See https://github.com/Neraaz/HTESP/issues/1#issuecomment-2451363600 for the related discussion.

JaGeo commented 3 weeks ago

@hongyi-zhao thanks for pointing this out.

I would like to add to this thread that we are all doing as much as we can. However, as far as I know, no one of us has explicit funding for atomate2 support in general. Thus, we always have to connect our contributions to a research project. There are many different obligations arising from such research projects and documenting code is only one of them.

Andrew-S-Rosen commented 3 weeks ago

@hongyi-zhao: Yes, this thread is for brainstorming new ideas (without any guarantee of action in the immediate future). Fur bug reports, a new issue should be opened dedicated to that topic.

hongyi-zhao commented 2 weeks ago

I opened a new issue for my above posting.

gpetretto commented 2 weeks ago

I have also got similar questions from atomate's users, regarding how to know beforehand which inputs are going to be used at runtime.

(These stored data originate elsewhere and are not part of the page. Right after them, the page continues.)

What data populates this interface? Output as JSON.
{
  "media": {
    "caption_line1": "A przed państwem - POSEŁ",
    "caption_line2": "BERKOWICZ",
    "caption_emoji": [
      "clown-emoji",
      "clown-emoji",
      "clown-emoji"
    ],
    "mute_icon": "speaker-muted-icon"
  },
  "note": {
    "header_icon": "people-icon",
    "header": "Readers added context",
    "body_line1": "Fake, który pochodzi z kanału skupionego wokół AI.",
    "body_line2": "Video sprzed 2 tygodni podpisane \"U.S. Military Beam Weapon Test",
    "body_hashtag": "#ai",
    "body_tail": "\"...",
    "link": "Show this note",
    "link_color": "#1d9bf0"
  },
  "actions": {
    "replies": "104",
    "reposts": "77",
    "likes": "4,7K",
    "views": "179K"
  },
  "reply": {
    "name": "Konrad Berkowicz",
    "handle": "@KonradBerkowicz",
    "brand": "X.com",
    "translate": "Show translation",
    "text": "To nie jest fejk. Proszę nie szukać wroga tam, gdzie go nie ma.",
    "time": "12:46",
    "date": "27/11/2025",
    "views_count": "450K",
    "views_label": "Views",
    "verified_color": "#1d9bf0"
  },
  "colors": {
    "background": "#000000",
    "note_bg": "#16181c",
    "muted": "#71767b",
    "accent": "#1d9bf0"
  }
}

To address this I have provided a function that uses the inputset in the Maker to generate the inputs. In this way a user can verify which parameters are effectively going to be used, even those generated dynamically based on the input structure. One option could be to add a similar function or even a method to BaseVaspMaker that takes a Structure as an input and generates the input set. In this way an inexperienced user would have a relatively quick way of generating the actual inputs and inspect them before running the Flow.

Of course this would not be a replacement for a more detailed documentation, as already suggested.

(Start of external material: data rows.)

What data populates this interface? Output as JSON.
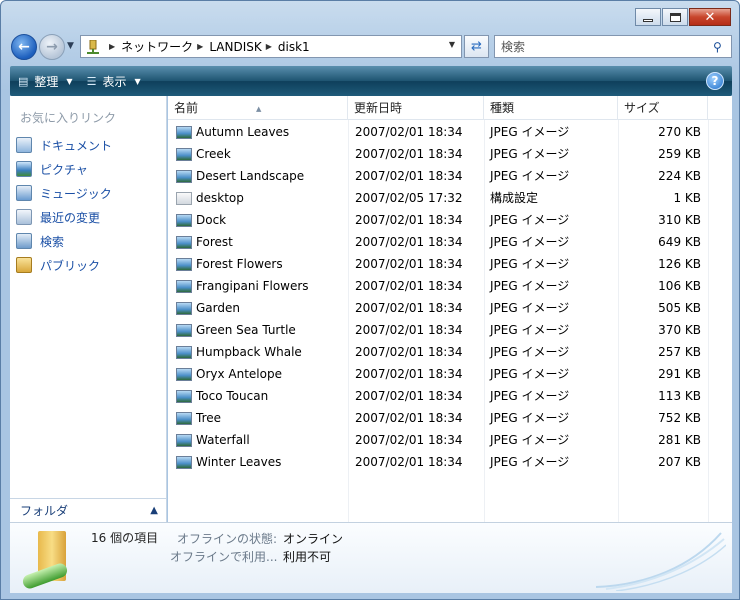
{
  "window": {
    "caption_buttons": {
      "minimize": "minimize",
      "maximize": "maximize",
      "close": "✕"
    }
  },
  "address_bar": {
    "crumbs": [
      "ネットワーク",
      "LANDISK",
      "disk1"
    ]
  },
  "search": {
    "placeholder": "検索"
  },
  "command_bar": {
    "organize_label": "整理",
    "views_label": "表示",
    "help": "?"
  },
  "nav_pane": {
    "title": "お気に入りリンク",
    "items": [
      {
        "label": "ドキュメント",
        "icon": "documents-icon"
      },
      {
        "label": "ピクチャ",
        "icon": "pictures-icon"
      },
      {
        "label": "ミュージック",
        "icon": "music-icon"
      },
      {
        "label": "最近の変更",
        "icon": "recent-icon"
      },
      {
        "label": "検索",
        "icon": "search-folder-icon"
      },
      {
        "label": "パブリック",
        "icon": "public-folder-icon"
      }
    ],
    "folders_label": "フォルダ"
  },
  "columns": {
    "name": "名前",
    "date": "更新日時",
    "type": "種類",
    "size": "サイズ"
  },
  "files": [
    {
      "name": "Autumn Leaves",
      "date": "2007/02/01 18:34",
      "type": "JPEG イメージ",
      "size": "270 KB",
      "icon": "image-file-icon"
    },
    {
      "name": "Creek",
      "date": "2007/02/01 18:34",
      "type": "JPEG イメージ",
      "size": "259 KB",
      "icon": "image-file-icon"
    },
    {
      "name": "Desert Landscape",
      "date": "2007/02/01 18:34",
      "type": "JPEG イメージ",
      "size": "224 KB",
      "icon": "image-file-icon"
    },
    {
      "name": "desktop",
      "date": "2007/02/05 17:32",
      "type": "構成設定",
      "size": "1 KB",
      "icon": "settings-file-icon"
    },
    {
      "name": "Dock",
      "date": "2007/02/01 18:34",
      "type": "JPEG イメージ",
      "size": "310 KB",
      "icon": "image-file-icon"
    },
    {
      "name": "Forest",
      "date": "2007/02/01 18:34",
      "type": "JPEG イメージ",
      "size": "649 KB",
      "icon": "image-file-icon"
    },
    {
      "name": "Forest Flowers",
      "date": "2007/02/01 18:34",
      "type": "JPEG イメージ",
      "size": "126 KB",
      "icon": "image-file-icon"
    },
    {
      "name": "Frangipani Flowers",
      "date": "2007/02/01 18:34",
      "type": "JPEG イメージ",
      "size": "106 KB",
      "icon": "image-file-icon"
    },
    {
      "name": "Garden",
      "date": "2007/02/01 18:34",
      "type": "JPEG イメージ",
      "size": "505 KB",
      "icon": "image-file-icon"
    },
    {
      "name": "Green Sea Turtle",
      "date": "2007/02/01 18:34",
      "type": "JPEG イメージ",
      "size": "370 KB",
      "icon": "image-file-icon"
    },
    {
      "name": "Humpback Whale",
      "date": "2007/02/01 18:34",
      "type": "JPEG イメージ",
      "size": "257 KB",
      "icon": "image-file-icon"
    },
    {
      "name": "Oryx Antelope",
      "date": "2007/02/01 18:34",
      "type": "JPEG イメージ",
      "size": "291 KB",
      "icon": "image-file-icon"
    },
    {
      "name": "Toco Toucan",
      "date": "2007/02/01 18:34",
      "type": "JPEG イメージ",
      "size": "113 KB",
      "icon": "image-file-icon"
    },
    {
      "name": "Tree",
      "date": "2007/02/01 18:34",
      "type": "JPEG イメージ",
      "size": "752 KB",
      "icon": "image-file-icon"
    },
    {
      "name": "Waterfall",
      "date": "2007/02/01 18:34",
      "type": "JPEG イメージ",
      "size": "281 KB",
      "icon": "image-file-icon"
    },
    {
      "name": "Winter Leaves",
      "date": "2007/02/01 18:34",
      "type": "JPEG イメージ",
      "size": "207 KB",
      "icon": "image-file-icon"
    }
  ],
  "details": {
    "item_count": "16 個の項目",
    "offline_status_label": "オフラインの状態:",
    "offline_status_value": "オンライン",
    "offline_use_label": "オフラインで利用...",
    "offline_use_value": "利用不可"
  },
  "colors": {
    "link": "#1a4fa5",
    "command_bar": "#1e5471",
    "window_frame": "#b8d0e8"
  }
}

To also add one more point of view, I should say that often final users (e.g. people that are not going to collaborate on the development at any stage and are not necessarily python experts) do not want to be bothered at all with the details of how the whole machinery works. After getting a basic understanding, they would rather just know the inputs that will be used for their calculations. So, while the training of students and collaborators is definitely valuable, there is also a whole class of users that will not consider inspecting the code or referring to a very technical documentation as a viable option.

JaGeo commented 2 weeks ago

@gpetretto this function/method would be extremely valuable for atomate2. I would be very happy if you could provide the function at least within a PR. We might want to include its usage in the documentation and also use this to document the settings for some standard structures.

gpetretto commented 2 weeks ago

To be fair it is nothing fancy. Basically just the initial part of BaseVaspMaker.make(), that returns the input set instead of writing it to file. I will try to contribute this.